# First Injected Turkey.....Could use some help



## BandCollector (Nov 16, 2009)

Looking to smoke a turkey this Thanksgiving and have heard that injecting the bird results in a great tasting moist bird............That's for me!

Can anyone help with any super injection recipes?

Thanks,  John


----------



## bmudd14474 (Nov 16, 2009)

I havent injected too many times so I am not a great help here. I usually brine and it turns out great.  Check this link out. I hear its great. I will be trying it this year. http://www.smokingmeatforums.com/for...20&postcount=3


----------



## fire it up (Nov 16, 2009)

I can also vouch for Tip's injection recipe, good stuff.

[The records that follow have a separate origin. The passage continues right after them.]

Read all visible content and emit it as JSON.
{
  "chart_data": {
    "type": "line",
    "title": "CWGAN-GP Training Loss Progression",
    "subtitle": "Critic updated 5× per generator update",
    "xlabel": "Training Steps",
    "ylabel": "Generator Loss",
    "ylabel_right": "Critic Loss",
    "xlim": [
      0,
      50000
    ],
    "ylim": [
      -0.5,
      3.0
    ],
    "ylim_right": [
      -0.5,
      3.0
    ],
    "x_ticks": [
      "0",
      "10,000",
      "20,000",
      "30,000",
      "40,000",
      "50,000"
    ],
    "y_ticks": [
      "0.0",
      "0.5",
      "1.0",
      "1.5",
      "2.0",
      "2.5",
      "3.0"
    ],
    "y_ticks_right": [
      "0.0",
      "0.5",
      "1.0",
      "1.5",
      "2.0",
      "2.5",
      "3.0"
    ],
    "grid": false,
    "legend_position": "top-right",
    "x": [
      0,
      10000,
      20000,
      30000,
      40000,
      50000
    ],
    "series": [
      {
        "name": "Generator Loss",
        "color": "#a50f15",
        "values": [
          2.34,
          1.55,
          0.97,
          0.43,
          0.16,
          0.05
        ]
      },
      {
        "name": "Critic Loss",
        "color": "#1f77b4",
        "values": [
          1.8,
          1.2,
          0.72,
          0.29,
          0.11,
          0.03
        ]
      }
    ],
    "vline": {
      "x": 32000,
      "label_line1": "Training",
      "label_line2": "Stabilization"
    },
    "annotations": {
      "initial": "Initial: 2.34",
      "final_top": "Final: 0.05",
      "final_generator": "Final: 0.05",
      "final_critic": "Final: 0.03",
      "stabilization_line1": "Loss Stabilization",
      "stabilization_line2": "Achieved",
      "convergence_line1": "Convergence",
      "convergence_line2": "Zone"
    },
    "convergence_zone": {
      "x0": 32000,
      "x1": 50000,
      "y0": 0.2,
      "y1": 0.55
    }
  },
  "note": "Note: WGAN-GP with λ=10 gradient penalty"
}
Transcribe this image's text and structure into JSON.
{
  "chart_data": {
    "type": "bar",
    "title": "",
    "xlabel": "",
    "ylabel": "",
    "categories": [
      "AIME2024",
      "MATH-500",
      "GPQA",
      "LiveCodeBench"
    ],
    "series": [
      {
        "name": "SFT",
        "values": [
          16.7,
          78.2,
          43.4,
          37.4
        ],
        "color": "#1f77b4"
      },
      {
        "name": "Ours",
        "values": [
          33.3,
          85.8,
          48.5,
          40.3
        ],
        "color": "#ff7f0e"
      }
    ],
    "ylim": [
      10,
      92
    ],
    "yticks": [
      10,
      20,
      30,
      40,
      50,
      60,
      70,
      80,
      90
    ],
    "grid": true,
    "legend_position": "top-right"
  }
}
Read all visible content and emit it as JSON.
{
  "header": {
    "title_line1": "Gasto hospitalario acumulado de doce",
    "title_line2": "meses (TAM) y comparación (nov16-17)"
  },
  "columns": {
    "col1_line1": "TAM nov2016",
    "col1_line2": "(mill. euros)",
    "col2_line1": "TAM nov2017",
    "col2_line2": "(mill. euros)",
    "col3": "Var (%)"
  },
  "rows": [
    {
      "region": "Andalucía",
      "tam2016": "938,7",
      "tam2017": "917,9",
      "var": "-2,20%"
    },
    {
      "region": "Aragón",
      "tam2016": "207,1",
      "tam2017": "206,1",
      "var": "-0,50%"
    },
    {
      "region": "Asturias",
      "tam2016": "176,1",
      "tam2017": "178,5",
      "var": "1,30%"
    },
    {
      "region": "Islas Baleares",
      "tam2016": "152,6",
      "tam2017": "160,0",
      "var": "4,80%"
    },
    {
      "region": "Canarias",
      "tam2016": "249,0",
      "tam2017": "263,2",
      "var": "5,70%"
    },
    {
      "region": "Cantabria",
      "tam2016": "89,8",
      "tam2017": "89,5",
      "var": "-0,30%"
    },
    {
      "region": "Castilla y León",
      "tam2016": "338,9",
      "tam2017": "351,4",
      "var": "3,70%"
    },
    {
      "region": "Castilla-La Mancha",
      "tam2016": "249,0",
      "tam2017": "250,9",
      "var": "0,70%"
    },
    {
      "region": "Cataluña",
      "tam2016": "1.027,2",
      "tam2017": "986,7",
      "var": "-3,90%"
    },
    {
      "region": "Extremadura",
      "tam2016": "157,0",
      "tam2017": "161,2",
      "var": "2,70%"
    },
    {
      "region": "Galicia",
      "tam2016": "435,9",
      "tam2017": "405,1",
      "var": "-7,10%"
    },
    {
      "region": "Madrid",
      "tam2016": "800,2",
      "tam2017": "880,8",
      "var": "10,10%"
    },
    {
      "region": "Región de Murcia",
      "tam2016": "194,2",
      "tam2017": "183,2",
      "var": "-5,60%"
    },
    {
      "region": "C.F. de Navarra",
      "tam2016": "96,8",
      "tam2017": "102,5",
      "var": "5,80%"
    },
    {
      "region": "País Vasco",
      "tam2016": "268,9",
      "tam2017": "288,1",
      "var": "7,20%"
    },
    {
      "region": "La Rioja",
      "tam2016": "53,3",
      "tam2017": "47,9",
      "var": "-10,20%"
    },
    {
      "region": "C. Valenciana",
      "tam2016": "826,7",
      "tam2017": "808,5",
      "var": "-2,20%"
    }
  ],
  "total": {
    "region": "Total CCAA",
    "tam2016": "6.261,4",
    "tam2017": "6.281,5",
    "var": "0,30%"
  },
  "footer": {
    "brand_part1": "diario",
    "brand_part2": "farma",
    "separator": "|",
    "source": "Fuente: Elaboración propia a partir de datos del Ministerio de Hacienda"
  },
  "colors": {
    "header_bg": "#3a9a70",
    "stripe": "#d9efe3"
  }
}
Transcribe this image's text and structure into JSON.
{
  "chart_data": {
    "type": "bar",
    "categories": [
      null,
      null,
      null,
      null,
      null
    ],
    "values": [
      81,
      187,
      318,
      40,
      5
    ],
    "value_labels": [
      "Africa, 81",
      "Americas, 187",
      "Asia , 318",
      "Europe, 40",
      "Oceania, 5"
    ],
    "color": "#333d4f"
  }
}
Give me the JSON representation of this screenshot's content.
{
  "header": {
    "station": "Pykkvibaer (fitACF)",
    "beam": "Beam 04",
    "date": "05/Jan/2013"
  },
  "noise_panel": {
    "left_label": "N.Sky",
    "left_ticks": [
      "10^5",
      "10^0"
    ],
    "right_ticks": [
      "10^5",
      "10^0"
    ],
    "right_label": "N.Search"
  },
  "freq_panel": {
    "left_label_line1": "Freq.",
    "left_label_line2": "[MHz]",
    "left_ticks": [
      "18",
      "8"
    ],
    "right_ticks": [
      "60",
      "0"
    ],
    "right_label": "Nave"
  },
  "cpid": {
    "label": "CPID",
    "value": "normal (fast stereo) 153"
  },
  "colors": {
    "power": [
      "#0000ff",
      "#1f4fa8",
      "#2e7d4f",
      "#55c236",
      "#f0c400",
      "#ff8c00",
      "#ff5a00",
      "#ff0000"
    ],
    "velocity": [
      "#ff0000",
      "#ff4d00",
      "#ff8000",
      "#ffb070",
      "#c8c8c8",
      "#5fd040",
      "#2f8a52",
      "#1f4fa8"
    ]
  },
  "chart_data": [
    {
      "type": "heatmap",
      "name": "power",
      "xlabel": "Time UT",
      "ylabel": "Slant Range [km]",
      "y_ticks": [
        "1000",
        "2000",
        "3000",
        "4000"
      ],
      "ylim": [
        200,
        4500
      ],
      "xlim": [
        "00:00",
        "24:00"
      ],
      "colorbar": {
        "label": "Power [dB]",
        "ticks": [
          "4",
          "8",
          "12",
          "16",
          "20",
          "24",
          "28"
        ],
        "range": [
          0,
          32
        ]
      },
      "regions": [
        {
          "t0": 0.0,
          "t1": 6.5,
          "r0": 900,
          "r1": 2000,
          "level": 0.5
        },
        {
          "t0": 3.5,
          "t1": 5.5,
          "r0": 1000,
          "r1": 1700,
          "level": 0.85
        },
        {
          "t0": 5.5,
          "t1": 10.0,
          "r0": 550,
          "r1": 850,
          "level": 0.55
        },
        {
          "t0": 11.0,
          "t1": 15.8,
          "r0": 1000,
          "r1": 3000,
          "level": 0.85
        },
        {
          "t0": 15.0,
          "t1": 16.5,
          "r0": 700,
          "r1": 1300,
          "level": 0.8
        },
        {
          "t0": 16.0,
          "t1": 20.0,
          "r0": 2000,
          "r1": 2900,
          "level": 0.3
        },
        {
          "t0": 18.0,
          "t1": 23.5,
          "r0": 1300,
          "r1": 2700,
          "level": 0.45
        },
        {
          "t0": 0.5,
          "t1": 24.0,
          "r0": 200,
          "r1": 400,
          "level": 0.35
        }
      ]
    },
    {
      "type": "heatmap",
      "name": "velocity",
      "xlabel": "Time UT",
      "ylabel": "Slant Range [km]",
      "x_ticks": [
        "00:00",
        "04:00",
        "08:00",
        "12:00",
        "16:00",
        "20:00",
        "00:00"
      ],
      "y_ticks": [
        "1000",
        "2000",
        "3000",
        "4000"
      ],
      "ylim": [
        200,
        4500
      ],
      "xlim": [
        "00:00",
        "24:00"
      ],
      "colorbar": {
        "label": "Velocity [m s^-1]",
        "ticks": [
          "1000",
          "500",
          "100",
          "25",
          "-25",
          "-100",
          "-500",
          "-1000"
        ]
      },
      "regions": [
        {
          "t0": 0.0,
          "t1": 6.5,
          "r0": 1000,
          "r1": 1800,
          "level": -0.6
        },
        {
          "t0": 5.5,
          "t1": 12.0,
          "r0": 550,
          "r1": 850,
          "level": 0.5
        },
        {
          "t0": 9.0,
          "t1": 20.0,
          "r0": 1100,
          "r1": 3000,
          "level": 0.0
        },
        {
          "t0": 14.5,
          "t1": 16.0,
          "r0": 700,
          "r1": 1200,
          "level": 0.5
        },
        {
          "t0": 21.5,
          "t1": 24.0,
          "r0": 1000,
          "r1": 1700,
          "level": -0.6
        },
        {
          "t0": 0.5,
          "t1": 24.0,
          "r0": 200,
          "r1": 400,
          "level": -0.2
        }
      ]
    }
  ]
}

Also popular is injecting with cajun seasoning and butter, or you could do a honey injection or a savory herb and butter injection.


----------



## richoso1 (Nov 16, 2009)

What he said works for me.


----------



## BandCollector (Nov 16, 2009)

These sound good.......Can you offer any amounts for the ingredients?

Thanks,  John


----------



## beer-b-q (Nov 17, 2009)

I use Cajun Injector Marinades and really like them, they can be found in most grocery stores also...

http://www.cajuninjector.com/cajun-i...injectors.html


----------



## BandCollector (Nov 17, 2009)

Thanks to all that replied.......I will give the Cajun Marinades and Injectors  a look.

Thanks again,  John


----------



## mballi3011 (Nov 17, 2009)

I have injected a many of turkeys too but not for smoking but they were for fring the birds and it works. I have usually used that cajun butter injection many of times and it's good. Now Jim (fire it up) has injected many birds he said before smoking and I'm doing several birds this year and I will try aleast one if not more with this injection. So go for it and let us know.


----------



## bassman (Nov 17, 2009)

I agree with using cajuninjector marinades.  The Creole butter is probably the best for turkey.  I have used these for many years with great success.


----------